In researching options, I found the Women’s Health Foundation, a nonprofit that specializes in women’s pelvic health programming, and was given contact details for a phone call with Florendo.
Into the Void
When we first speak, Florendo sugarcoats nothing. “Your nights could definitely get worse,” she warns, noting she has several patients who make three sleep-interrupting trips to the toilet each evening. “Long after your kids have stopped waking you up, you’ll still have this habit. Break it now.”
Interesting: I’d considered my urge problem a condition, not a mere habit.
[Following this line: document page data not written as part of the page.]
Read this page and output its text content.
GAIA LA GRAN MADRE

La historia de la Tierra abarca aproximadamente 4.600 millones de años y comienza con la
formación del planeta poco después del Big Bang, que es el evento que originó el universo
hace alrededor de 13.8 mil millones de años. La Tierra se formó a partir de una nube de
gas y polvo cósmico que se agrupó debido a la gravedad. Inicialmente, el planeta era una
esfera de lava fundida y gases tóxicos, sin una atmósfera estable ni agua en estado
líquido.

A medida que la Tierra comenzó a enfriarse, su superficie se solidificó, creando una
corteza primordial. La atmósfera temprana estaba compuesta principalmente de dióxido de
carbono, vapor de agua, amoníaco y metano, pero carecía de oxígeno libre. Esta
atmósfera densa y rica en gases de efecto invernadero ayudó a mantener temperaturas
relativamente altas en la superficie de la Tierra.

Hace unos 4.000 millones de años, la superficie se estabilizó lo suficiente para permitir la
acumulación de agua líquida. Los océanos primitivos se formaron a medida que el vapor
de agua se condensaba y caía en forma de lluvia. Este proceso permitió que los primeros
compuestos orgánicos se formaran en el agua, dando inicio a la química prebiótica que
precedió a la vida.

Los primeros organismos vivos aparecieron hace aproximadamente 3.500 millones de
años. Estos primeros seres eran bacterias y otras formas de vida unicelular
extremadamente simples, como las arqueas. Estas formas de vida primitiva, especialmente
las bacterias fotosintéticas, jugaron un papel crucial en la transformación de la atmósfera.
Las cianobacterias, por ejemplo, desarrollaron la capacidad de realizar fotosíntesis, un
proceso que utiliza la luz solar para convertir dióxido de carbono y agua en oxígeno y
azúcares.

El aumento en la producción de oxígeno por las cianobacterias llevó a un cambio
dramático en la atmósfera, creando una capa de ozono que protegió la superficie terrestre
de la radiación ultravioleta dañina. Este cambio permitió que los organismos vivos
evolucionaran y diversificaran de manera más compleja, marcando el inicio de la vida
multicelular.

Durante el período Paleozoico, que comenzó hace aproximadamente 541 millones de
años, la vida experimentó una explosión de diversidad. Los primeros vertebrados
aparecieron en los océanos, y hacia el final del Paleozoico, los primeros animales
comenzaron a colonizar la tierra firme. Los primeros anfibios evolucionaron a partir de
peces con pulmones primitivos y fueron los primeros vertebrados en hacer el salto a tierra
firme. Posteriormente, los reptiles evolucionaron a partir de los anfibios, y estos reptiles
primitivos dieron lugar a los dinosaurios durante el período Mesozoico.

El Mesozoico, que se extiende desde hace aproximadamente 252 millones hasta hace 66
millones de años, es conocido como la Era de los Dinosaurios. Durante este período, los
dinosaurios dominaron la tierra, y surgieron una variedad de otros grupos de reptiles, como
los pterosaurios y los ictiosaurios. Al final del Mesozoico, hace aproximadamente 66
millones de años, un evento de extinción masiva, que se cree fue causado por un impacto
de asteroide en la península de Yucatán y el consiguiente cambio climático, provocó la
But urogynecologists I later consulted all agreed that behavioral changes can help control the urges.
To get a handle on my case, Florendo instructs me to maintain a three-day voiding diary, noting how often I urinate, how urgently I need to go and how many seconds it takes my bladder to empty. My log shows I typically pee nine or 10 times in a 24-hour period—normal is six to eight—and many of my voids last mere seconds, a sign that my bladder is jumping the gun.
The diary also reveals that my bladder can hold more than I’ve led myself to believe. When I’m on mom duty, blending smoothies and adjudicating disputes, I often go three hours without peeing. But when I work at my desk, with a glass of water at hand and a bathroom nearby, I barely last 90 minutes.
Florendo’s conclusion: “Your brain is in control, not your bladder.”
To resolve both my sneeze problem and my overnight urges, Florendo says, I must (a) urinate only when I really, really need to and (b) strengthen my pelvic floor muscles with those dreaded Kegels. Yes, they will help, she says.